The finding of non-equidistant scaling of the VRS categories on the VAS is not surprising. Unlike the phrases describing intermediate levels of pain, there is very little ambiguity in either English or German about the phrases ‘no pain’ and ‘most severe pain imaginable’ (‘kein Schmerz’ and ‘staerkster vorstellbarer Schmerz’). Given this, the unexpected finding is that there was any range at all for these categories on the VAS. It is possible this is also an artefact of the study design just discussed.
Recommendations for future research on pain intensity scales in headache
Several other pain rating scales may deserve consideration for use in certain situations. For example, the Faces Pain Rating Scale can be used in children or non-verbal populations and also performs well in ordinary adults (6). Numerical rating scales (NRS) probably deserve particular attention, given several potential advantages in comparison with the VRS and VAS (7). The 11-point (0–10) NRS is ‘preferred by the majority of patients in different cultures’, according to the findings of a recent systematic literature review (5). The authors of that review identified 54 studies that compared NRS, VRS and VAS for unidimensional self-report of pain intensity. Most studied postoperative pain intensity. Eight versions of the NRS (NRS-6-NRS-101) were tested with 15 different descriptors used to anchor the NRS. The authors concluded that compliance with the NRS was superior to that with the VAS and VRS, and that the NRS was also more responsive to change and easier to use. They noted that although ‘many studies showed wide distributions of NRS scores within each category of the VRSs…’ in general the correspondence between these measures was good. Another study found that the VAS ‘tends to have higher failure rates than the NRS or VRS, probably because both the NRS and the VRS are very easy to understand and complete by patients’ (8). Finally, a recent study that compared all four of these pain scales in a population of volunteer university students concluded that there were only small differences in responsiveness among them, but that ‘most support emerged for the NRS as being both most responsive and able to detect sex differences in pain intensity’ (9).
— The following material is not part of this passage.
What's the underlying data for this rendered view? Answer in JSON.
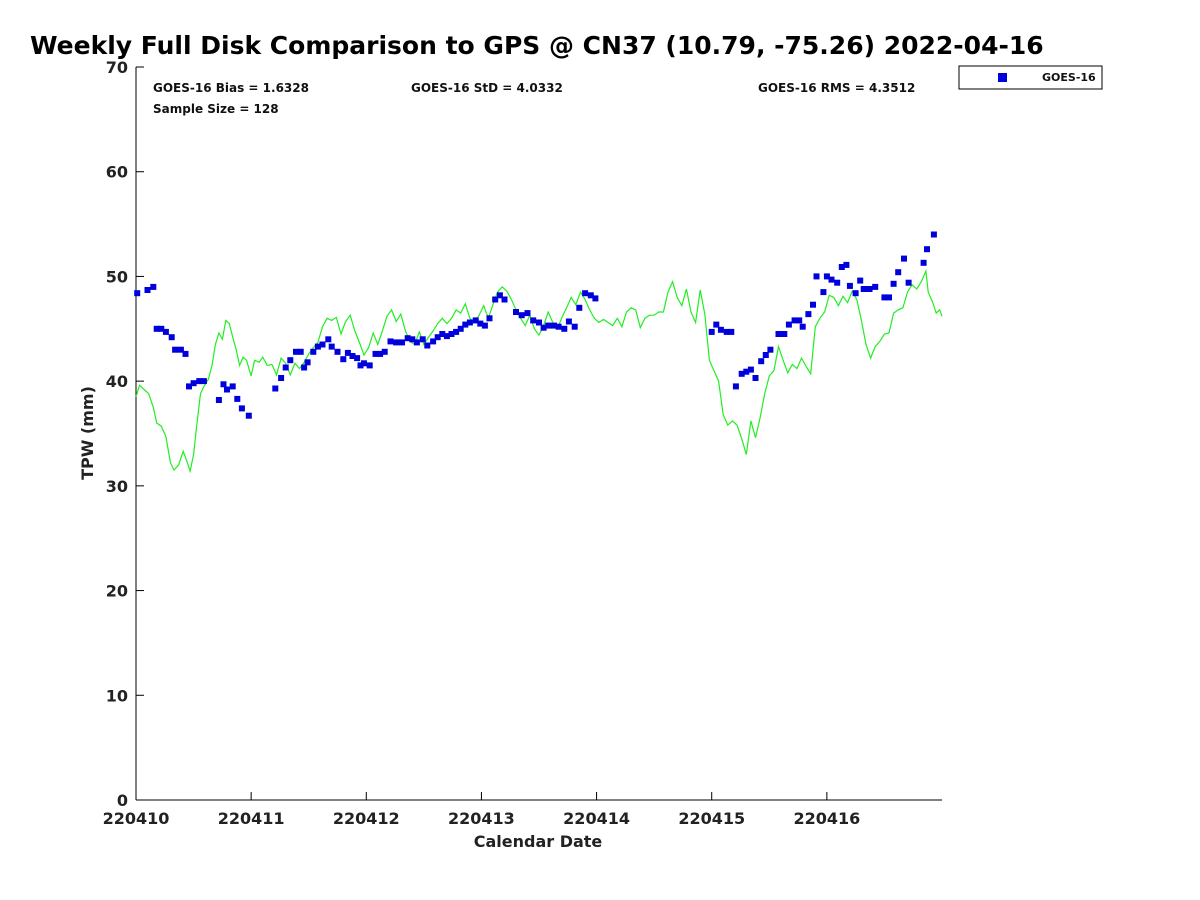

Even if another pain rating scale is shown to be superior to the traditional 4-point VRS, it will continue to be relevant for historical reasons. It will always be desirable to compare the performance of newer drugs with older ones. Head-to-head trials are the gold standard for such comparisons but are not always feasible. Meta-analyses will be needed, and their findings will be most valid if included studies have used the same pain rating scales. Thus, it will remain important to continue to collect information using the traditional 4-point VRS scale, at least as a secondary outcome of headache treatment trials.
In conclusion, this study advances our knowledge of pain assessment in patients with headache, and provides researchers and trialists with valuable information to facilitate the design of future studies. It seems premature, though, to conclude that the guidelines for controlled trials in headache should be changed to recommend the 6-point VRS instead of the 4-point VRS. Instead, additional study is needed because there is a dearth of studies that directly compare these other measures in a wide range of headache populations.